La joven y rubia asistente de Sperling me pasó unos documentos, una lista de departamentos e individuos, pobres desgraciados, que eran candidatos al hacha. La revisé rápidamente y me di cuenta de que el equipo del Maestro no estaba incluido. Así que a fin de cuentas les había salvado el empleo.

Luego vi una lista de nombres de Marketing de Nuevos Productos, entre ellos el de Phil Bohjalian. El viejo iba a ser despedido. Ni Chad ni Nora estaban en la lista, pero Phil había sido señalado. Por Nora, era de suponerse. A cada vicepresidente y director se le había pedido que hiciera una clasificación de sus subordinados y eliminara al menos uno de cada diez. Era obvio que Nora lo había enviado al paredón.

Aquélla parecía ser una sesión de trámite. Sperling había presentado una lista y estaba proponiendo sus «argumentos» para eliminar las «posiciones» que había escogido, y apenas había qué discutir. Goddard se veía apesadumbrado; Camilletti parecía decidido, incluso un poco animado.

Cuando Sperling llegó a Marketing de Nuevos Productos, Goddard se giró hacia mí, pidiendo silenciosamente mi opinión.

– ¿Puedo decir algo? -intervine.

– Eh, sí, claro -dijo Sperling.

– Hay alguien en la lista, Phil Bohjalian… Lleva algo así como trece o catorce años en la empresa.

– Sí, y también está en lo más bajo de la clasificación -dijo Camilletti. Me pregunté si Goddard le habría dicho algo acerca de la filtración al Wall Street Journal.
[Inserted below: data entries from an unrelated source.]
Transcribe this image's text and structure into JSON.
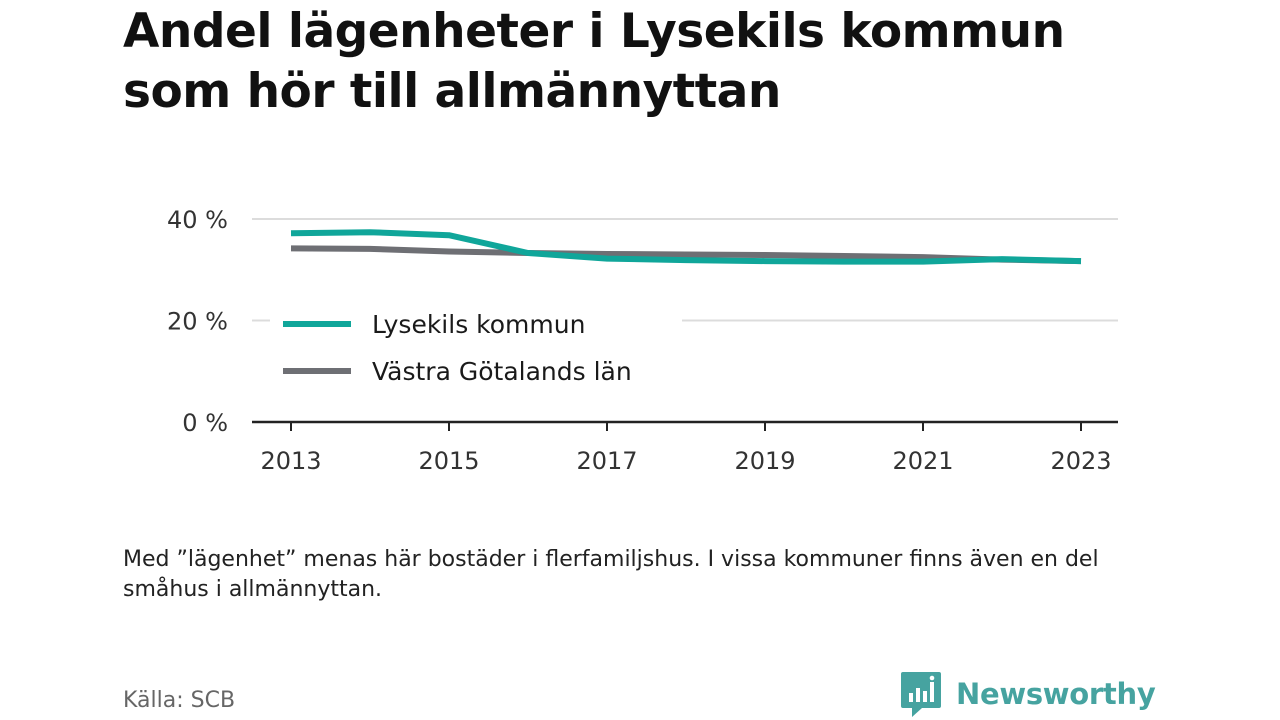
{
  "title": "Andel lägenheter i Lysekils kommun som hör till allmännyttan",
  "note": "Med ”lägenhet” menas här bostäder i flerfamiljshus. I vissa kommuner finns även en del småhus i allmännyttan.",
  "source": "Källa: SCB",
  "brand": {
    "name": "Newsworthy",
    "icon": "newsworthy-logo-icon",
    "color": "#46a3a0"
  },
  "chart_data": {
    "type": "line",
    "x": [
      2013,
      2014,
      2015,
      2016,
      2017,
      2018,
      2019,
      2020,
      2021,
      2022,
      2023
    ],
    "xticks": [
      "2013",
      "2015",
      "2017",
      "2019",
      "2021",
      "2023"
    ],
    "yticks": [
      "0 %",
      "20 %",
      "40 %"
    ],
    "ylim": [
      0,
      40
    ],
    "grid": true,
    "legend_position": "inside-left",
    "series": [
      {
        "name": "Lysekils kommun",
        "color": "#10a69a",
        "values": [
          37.2,
          37.4,
          36.8,
          33.3,
          32.2,
          31.9,
          31.7,
          31.6,
          31.6,
          32.1,
          31.7
        ]
      },
      {
        "name": "Västra Götalands län",
        "color": "#6e6f74",
        "values": [
          34.2,
          34.1,
          33.6,
          33.3,
          33.1,
          33.0,
          32.9,
          32.7,
          32.5,
          32.0,
          31.7
        ]
      }
    ]
  }
}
No podía saberlo a partir del comportamiento de Camilletti, que no era más hostil conmigo que de costumbre, pero tampoco menos-. Además, dada su posición en la compañía, sus incentivos nos cuestan un ojo de la cara.

– Bien, pues yo cuestionaría su clasificación -dije-. Conozco su trabajo, y creo que esas cifras pueden deberse a cuestiones de tipo personal.

– ¿Cuestiones de tipo personal? -dijo Camilletti.

– A Nora Sommers no le gusta su personalidad -dije. De acuerdo, Phil no era amigo mío, pero tampoco podía hacerme daño, y ahora me daba lástima.

– Si esto es tan sólo un choque de personalidades, estamos frente a un abuso del sistema de clasificaciones -dijo Jim Sperling-. ¿Sugiere usted que Nora Sommers está abusando del sistema?

Era claro adónde iba aquello. Podría salvar el empleo de Phil Bohjalian y deshacerme de Nora, todo al mismo tiempo. Era muy tentador: pronunciar una palabra y dejar que a Nora le cortaran el pescuezo. A ninguno de los presentes le importaba. La orden llegaría a Tom Lundgren, y no era probable que él se esforzara por salvarla. De hecho, si Goddard no me hubiera rescatado de las garras de Nora, sería mi nombre el que habría ido a parar a la lista, no el de Phil.